Living Abroad has different challenges, the normal 80 percent of the planet, the non-over-developed countries are full of challenges.
Tue, 8 Jan 2013 22:38:58
Living abroad is Seldom Boring or Lonely
It is 5:03 am in Lome, Togo and for some reason, the electricity has gone off. The fan stopped, it is a little uncomfortable, I am getting hot, this is a strange situation because the light outside my door is on. Maybe the electrical breaker tripped, I think the breaks are in the garage, but the door is locked, I need to wait for another hour or two until people wake. I am in a compound, family home, an older gentleman from Togo owns the place, and rents out two private off the house rooms. It is great, but truly a home, a family situation in most ways, except the rooms are not attached, and girls or friends can visit as they want.
The situation I explained above is why; life is seldom boring in 80 percent of the countries on the planet. I suspect, you can go to Europe, Australia, and the USA and be insanely bored. But the normal countries, the non-over-developed ones are always a challenge; there are always a few problems to solve. But solving problems is an addictive thing, beware of these things, they keep you too busy to know your life is passing you by.
We believe we want a harmonious, quiet, and peaceful existence, but in my opinion, people search for chaos, otherwise all the cities would disappear, and people would move back to the small towns. Party life would seize, and people would sit at home watching movies.
Loneliness when living abroad is more a personal issue, some people are social scrooges, or so off the wall crazy, they cannot have friends.
Generally, in the developed world, people are lonely when there appears to be no way to achieve sex, or when they are married, and their wife or husband is a nothing to them. Adultery, extramarital sex is rampant on the planet, this is what makes Facebook thrive, and it allows the people to have some form of cyber sex, flirt, and hook up in secret.
Prostitutes in 80 percent of the planet are a dime a dozen, so men are never that wanting, and women can always find a willing man.
Now, the loneliness issue to me, is when you demand to have a perfect friend, someone who holds you hand in a way that you have on you what-is-a-friend-list.

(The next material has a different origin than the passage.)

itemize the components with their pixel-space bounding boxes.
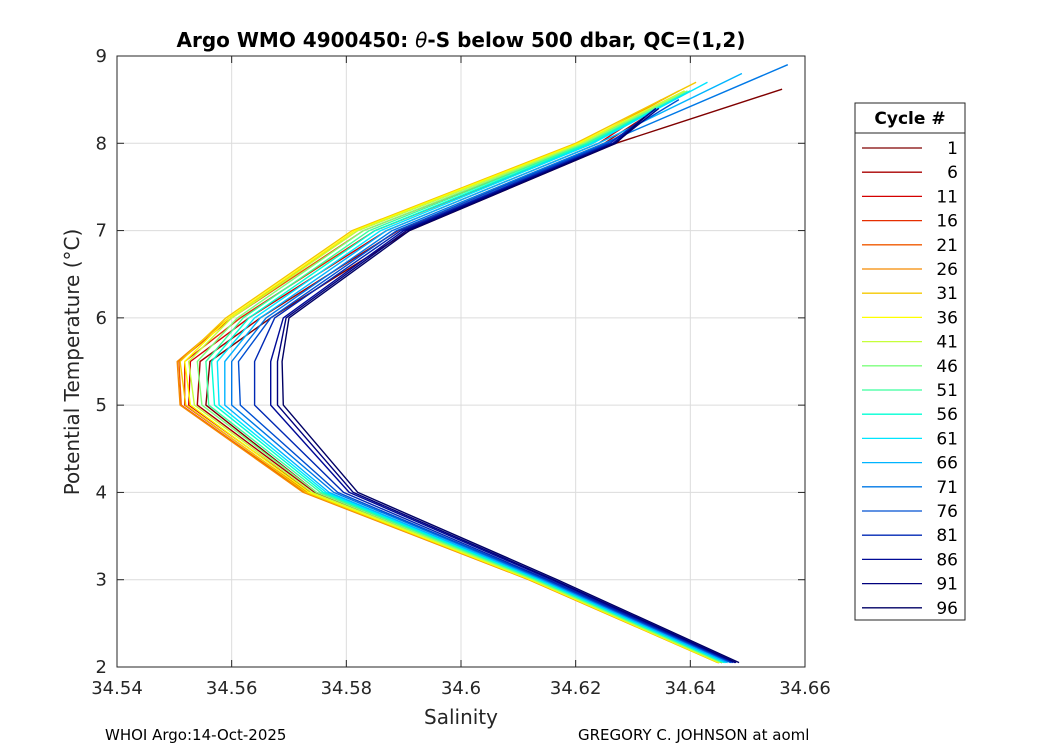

How to find people to hang out with is the big problem? Generally, anyone I ever had to hang out with eventually got married, and left me. We all know, we are searching for the mate, so we can leave our “hangout friends.”
In a way, I think people should find great places to work, with great hangout friends at work. We spend the most amount of waking hours working, and often ignore these people, they are incredibly important.
I hear from Americans,
“I have things to do, I need to work.”
This is often staying too busy to know, you are a miserable SOB. I am not saying people that work are miserable, but it is little weird to think that the only thing that defines person is their job. Yet, studies have proven, the job is more important than the wife or husband.
I am here in Lome, Togo; I do not know that many people. I am looking for restaurants, bars, or places where people are clustering.
I often find a cluster of girls in the hair braiding places, there can be as many as 10 girls working in these hair shops. They have a Madame who is the boss, and many girls braiding client’s hair. Strangely, this is a great cluster of girls for me to visit with, and to get to know, this often leads to more and more friendships.
The local coffee shops are in Central and South America, and there is always a bar in Southeast Asia.
Work is not the solution to loneliness, that is just a delay, but a good project, some work does occupy enough hours to stay away the boredom.
My solution is always this, I walk around for hours on end, until I find an ever increasing number of places to stop and talk.
Salvation, it is 5:28 am, and the fan started, there is electricity again, never a boring day in West Africa.